The DVD is effectively employed for the audio-video reproduction of live events. The adopted audio encoding is the Dolby Digital format [Dolby Digital 5.1 ] which can be configured in many ways, such as the 5.1 surround or the simple stereo 2.0. This audio format is based on the AC-3 compression algorithm and then the quality of the audio tracks is not outstanding, even if this can be perceived only using top quality equipment and with well-trained ears.

Sometimes, the audio is encoded in the DTS format [Digital Theatre System (DTS) ] , which allows a better channel separation and a better quality on the compressed data.

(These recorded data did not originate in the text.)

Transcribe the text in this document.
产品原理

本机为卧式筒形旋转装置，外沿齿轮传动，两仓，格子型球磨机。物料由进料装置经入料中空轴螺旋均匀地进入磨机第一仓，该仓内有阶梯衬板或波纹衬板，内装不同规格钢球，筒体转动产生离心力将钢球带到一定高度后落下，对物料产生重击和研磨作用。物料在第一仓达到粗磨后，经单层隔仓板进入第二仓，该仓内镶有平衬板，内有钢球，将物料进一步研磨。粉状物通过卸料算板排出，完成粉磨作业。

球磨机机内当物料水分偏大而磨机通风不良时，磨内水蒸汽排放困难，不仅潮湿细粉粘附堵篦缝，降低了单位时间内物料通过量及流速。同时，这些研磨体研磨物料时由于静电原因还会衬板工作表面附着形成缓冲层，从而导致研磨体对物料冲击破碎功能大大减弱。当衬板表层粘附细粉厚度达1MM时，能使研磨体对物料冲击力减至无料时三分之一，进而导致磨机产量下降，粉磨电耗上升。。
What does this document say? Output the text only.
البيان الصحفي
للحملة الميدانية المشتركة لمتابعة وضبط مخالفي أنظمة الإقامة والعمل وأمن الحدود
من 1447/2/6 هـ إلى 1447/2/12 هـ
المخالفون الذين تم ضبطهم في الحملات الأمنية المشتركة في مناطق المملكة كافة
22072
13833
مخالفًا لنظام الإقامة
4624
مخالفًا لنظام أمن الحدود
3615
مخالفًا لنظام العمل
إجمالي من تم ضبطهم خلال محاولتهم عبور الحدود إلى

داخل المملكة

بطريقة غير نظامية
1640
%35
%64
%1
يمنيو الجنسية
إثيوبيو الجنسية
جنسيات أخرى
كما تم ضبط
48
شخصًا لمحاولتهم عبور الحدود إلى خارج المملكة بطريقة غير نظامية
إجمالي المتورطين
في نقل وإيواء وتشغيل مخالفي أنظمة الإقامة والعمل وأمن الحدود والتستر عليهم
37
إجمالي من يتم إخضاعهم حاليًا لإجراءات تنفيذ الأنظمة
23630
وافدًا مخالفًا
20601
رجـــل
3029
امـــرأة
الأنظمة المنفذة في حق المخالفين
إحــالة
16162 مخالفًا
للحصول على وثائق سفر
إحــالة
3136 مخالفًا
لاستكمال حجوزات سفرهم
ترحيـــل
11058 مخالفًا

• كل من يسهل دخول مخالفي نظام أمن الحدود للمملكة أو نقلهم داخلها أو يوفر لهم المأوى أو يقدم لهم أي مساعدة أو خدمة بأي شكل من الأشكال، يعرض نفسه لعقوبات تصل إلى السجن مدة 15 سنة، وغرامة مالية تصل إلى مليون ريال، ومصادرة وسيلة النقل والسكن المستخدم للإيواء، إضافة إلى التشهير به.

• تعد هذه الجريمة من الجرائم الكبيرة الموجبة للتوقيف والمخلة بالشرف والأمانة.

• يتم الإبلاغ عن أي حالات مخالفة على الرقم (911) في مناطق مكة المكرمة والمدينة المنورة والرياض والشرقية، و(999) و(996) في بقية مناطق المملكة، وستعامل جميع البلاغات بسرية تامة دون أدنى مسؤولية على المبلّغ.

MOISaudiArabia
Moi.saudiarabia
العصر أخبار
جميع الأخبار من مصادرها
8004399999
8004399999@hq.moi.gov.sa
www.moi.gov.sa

It's worthwhile pointing out that DVD if effectively employed for the reproduction of lyric operas, where subtitled act as the libretto allowing to fully enjoy of the beauty they hold.



19.3.6. Blu-ray Disc

This kind of optical support have been firstly released by Sony in 2002 and is employed for the storing and reproduction of high-definition television formats. As for the other optical supports, it is read by a blue-violet laser (hence the name) with a wavelenght (405 nm) inferior to the DVD readers (which employ a red-colored laser with a wavelenght of 650 nm) and then is able to decode much smaller pits and lands [Optical Media ] . This allows for more information to be stored onto this optical support, which has the same physical dimensions of CD and DVD.

There are many kind of blu-ray discs with different data capacity. The available space is around 50GB even if technology is evolving fast, allowing for lasers with even smaller wavelenght and for multiple layers within the support. There are already some prototypes allowing for the storage of a bigger amount of data.

From the audio point of view, the interesting thing is that with this support the audio tracks are available in a non-compressend format. The entire 5.1 matrix is available in PCM, 48K / 24 bit format for every single channel, which means a far better quality compared to audio CDs.

The Playstation 3 was the first commercial device featured this technology.





[41 ] A photo-diode is an electronic component capable of generating a current when it is hit by a beam of light (photons).

[42 ] Parity check is used to verify the integrity of the byte sequences. It is brought about by adding a set of extra controlling bit to the tail-end of a bit-sequence. For example, say we send the following 3 bytes:

00100101

11100100

01001010

If we carry out a binary addition on the columns we can calculate whether the result is odd or even and indicate it with an additional bit. For example the first column starting from the left is 010, therefore the addition gives us an odd number which we will indicate with the number 1. If we follow the same procedure with each column, we'll have the following parity bits:

10001011

The moment they are received, the parity bits are compared to the received bytes and if there is no correspondence it means that an error has occurred and therefore the sending of the byte sequence is re-requested. This kind of control is very quick and easy to put into practice, although it doesn't guarantee the detection of all errors. By adding other control bits we can carry out more sophisticated algorithms for the correction and controlling of errors.